DETAILS EMPHASIZE WAGE GAINS

Wage growth accelerated. It was up by 0.6% m/m seasonally adjusted which translates into 6.8% at an annualized rate. That’s a resumption of the quickest wage gain since late last year (chart 1). It’s just one month of acceleration so far but the baseline gains leading into that month were already fairly elevated. The prior month’s gain was also revised up to about 0.5% m/m SA which translates into 5.7% m/m SAAR.

Chart 1: US Hourly Earnings

There was high breadth to the gain (chart 2). Services employment was up by 184k with goods up 37k, construction up 20k and manufacturing was up 14k. Within services, education/health up 82k, leisure/hospitality up 88l, government up 42k all state/local. Retail down 30k which goes against the strong holiday season angle (3 consecutive declines)

Chart 2: November Changes in US Non-Farm Payroll Employment

The unemployment rate held steady at 3.7% (chart 3). It is derived from the companion household survey that showed a bigger decline in the labour force (-186k) than the decline in employment (138k) from that survey. The participation rate slipped (chart 4). The household survey has a higher margin of error around it than payrolls but it also captures off-payroll small business employers.

Chart 3: US Unemployment Rate; Chart 4: Participation Rate

Hours worked slipped by 0.1% m/m SA. They are tracking a gain of just over 1% q/q at an annualized rate (chart 5). Since GDP is an identity defined as hours times labour productivity this is supportive of Q4 GDP growth.
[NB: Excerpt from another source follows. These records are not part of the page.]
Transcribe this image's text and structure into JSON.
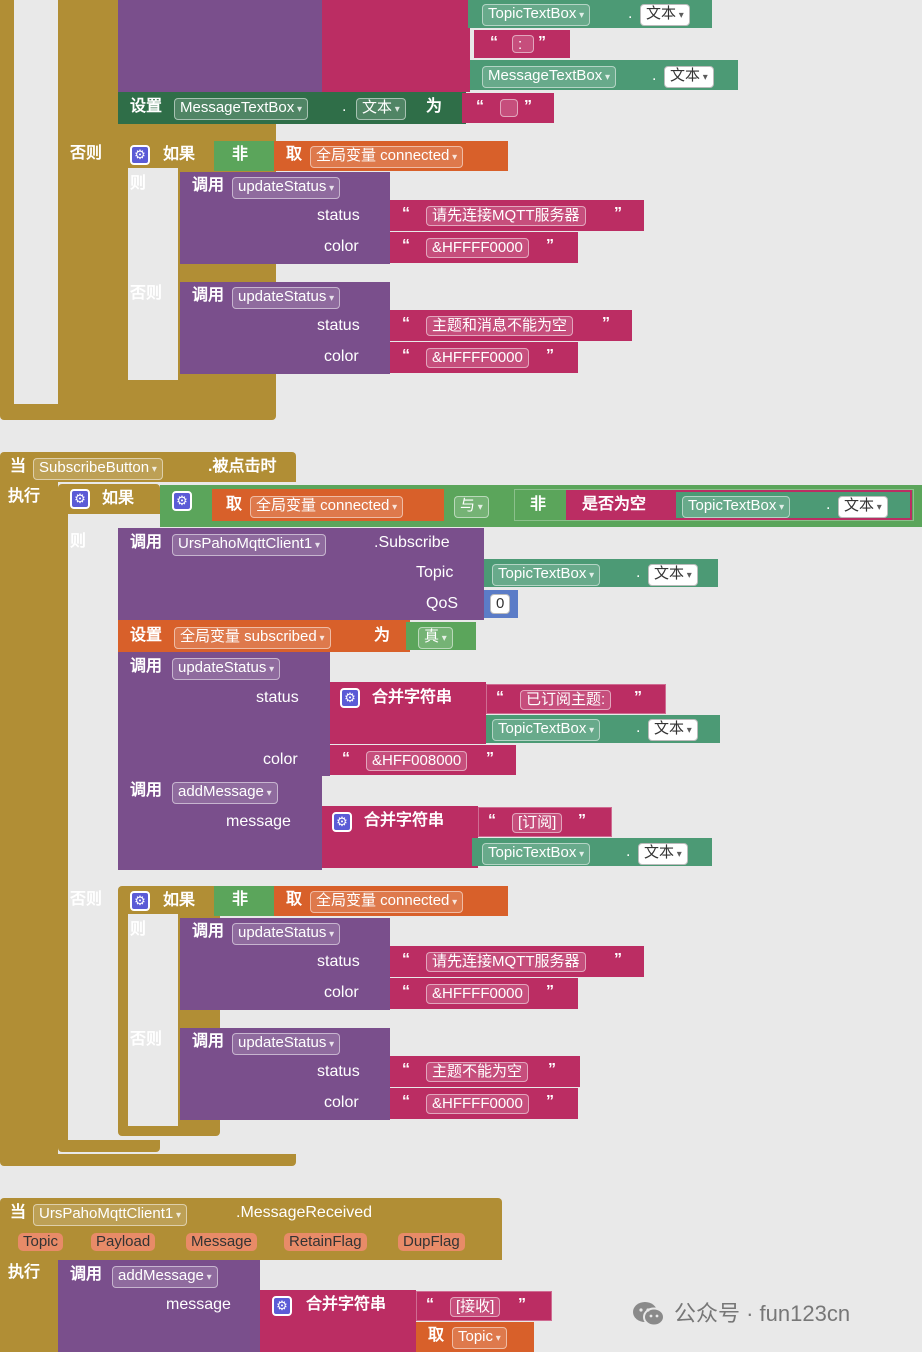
{
  "labels": {
    "set": "设置",
    "to": "为",
    "else": "否则",
    "if": "如果",
    "then": "则",
    "not": "非",
    "get": "取",
    "call": "调用",
    "status": "status",
    "color": "color",
    "when": "当",
    "do": "执行",
    "and": "与",
    "is_empty": "是否为空",
    "join": "合并字符串",
    "message": "message",
    "topic_param": "Topic",
    "qos_param": "QoS",
    "text_prop": "文本",
    "clicked": ".被点击时",
    "subscribe_method": ".Subscribe",
    "message_received": ".MessageReceived",
    "gear": "⚙",
    "open_quote": "“",
    "close_quote": "”",
    "dot": "."
  },
  "components": {
    "topic_textbox": "TopicTextBox",
    "message_textbox": "MessageTextBox",
    "subscribe_button": "SubscribeButton",
    "mqtt_client": "UrsPahoMqttClient1"
  },
  "globals": {
    "connected": "全局变量 connected",
    "subscribed": "全局变量 subscribed"
  },
  "procedures": {
    "update_status": "updateStatus",
    "add_message": "addMessage"
  },
  "strings": {
    "colon": ":",
    "empty": "",
    "connect_first": "请先连接MQTT服务器",
    "red": "&HFFFF0000",
    "topic_msg_empty": "主题和消息不能为空",
    "subscribed_topic": "已订阅主题:",
    "green": "&HFF008000",
    "subscribe_tag": "[订阅]",
    "topic_empty": "主题不能为空",
    "received_tag": "[接收]"
  },
  "values": {
    "qos": "0",
    "true_value": "真"
  },
  "event_params": [
    "Topic",
    "Payload",
    "Message",
    "RetainFlag",
    "DupFlag"
  ],
  "watermark": {
    "icon": "wechat-icon",
    "text": "公众号 · fun123cn"
  },
  "colors": {
    "control": "#b18e35",
    "procedure": "#7a4f8c",
    "text": "#bb2d63",
    "component": "#4c9a75",
    "variable": "#d8602a",
    "logic": "#5ba55b",
    "math": "#5b7cc7"
  }
}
Chart 5: Total Hours Worked

MULTIPLE JOB HOLDERS NOT THE CULPRIT

It’s worth taking a closer look at an issue that has drawn criticism of the payroll numbers this year. Do they overstate job growth in the US economy because of double counting?
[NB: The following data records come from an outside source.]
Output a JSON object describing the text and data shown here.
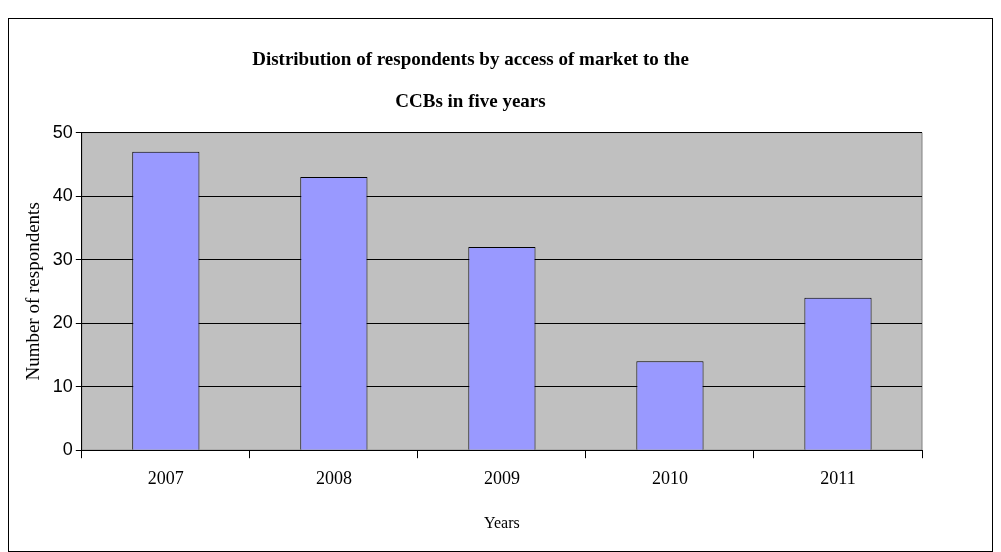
{
  "chart_data": {
    "type": "bar",
    "title": "Distribution of respondents by access of market to the CCBs in five years",
    "xlabel": "Years",
    "ylabel": "Number of respondents",
    "categories": [
      "2007",
      "2008",
      "2009",
      "2010",
      "2011"
    ],
    "values": [
      47,
      43,
      32,
      14,
      24
    ],
    "color": "#9999ff",
    "ylim": [
      0,
      50
    ],
    "yticks": [
      0,
      10,
      20,
      30,
      40,
      50
    ],
    "grid": "y",
    "legend": false
  }
}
On the one hand it’s true that nonfarm counts jobs, not workers (so double/triple etc counting risk) versus the household survey that tracks bodies and is therefore not susceptible to double counting jobs. The other household survey difference is that it also captures employers without formal payrolls better (ie: small biz).
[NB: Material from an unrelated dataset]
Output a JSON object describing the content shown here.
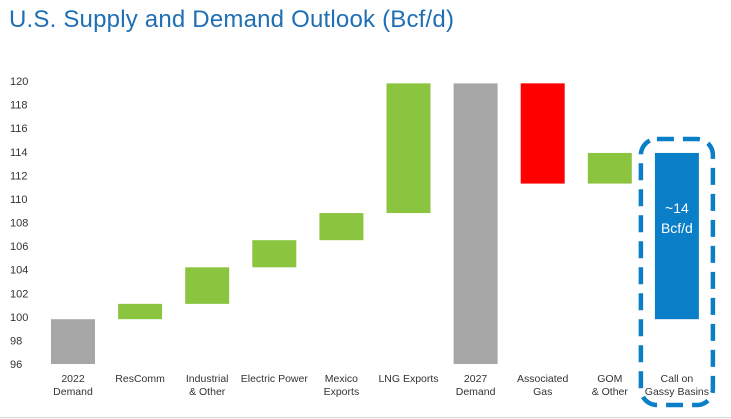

The evidence points to how the household survey of employment fell by 138k in November with a 186k drop in the size of the labour force. So on the surface that might suggest that the discrepancy between the two job measures is due to double counting.

But we need to look at the household survey’s details to see if double counting was really an issue.

The household survey’s measure of multiple job holders has been mostly moving sideways since about mid-year. It has also mean-reverted toward pre-pandemic norms after getting crushed in the depths of the pandemic (chart 6). One cannot dismiss job gains because of unusual gains by multiple job holders and therefore treat payrolls as fake data. A job's a job in my books so if we're just mean-reverting then that's a.o.k. by me. Americans are doing what they have to in reverting to prior ways of paying the bills.

Chart 6: Multiple Jobholders Mean-Reverting to Pre-Pandemic Norms

Further, I like looking at the household survey’s measure of folks who are working part-time for economic reasons which was flat (+25k) in November after a 183k drop in October which doesn't lean toward more people having to take on multiple part-time jobs and inflate the payrolls data for economic reasons. Part-time voluntary jobs (not for econ reasons) were down 77k in Nov and up only 41k. What has happened is that American part-time jobs for non-economic reasons have gone back up toward pre-pandemic levels but part-time for economic reasons has gone back down toward pre-pandemic levels (chart 7).

Chart 7: Part-Time Job Breakdown

Another problem is that the household survey is wildly volatile and with much wider confidence bands than nonfarm. It was up by about 650k in August and Sept and is now down by 466k in Oct/Nov. The trend is volatile but still tentatively up.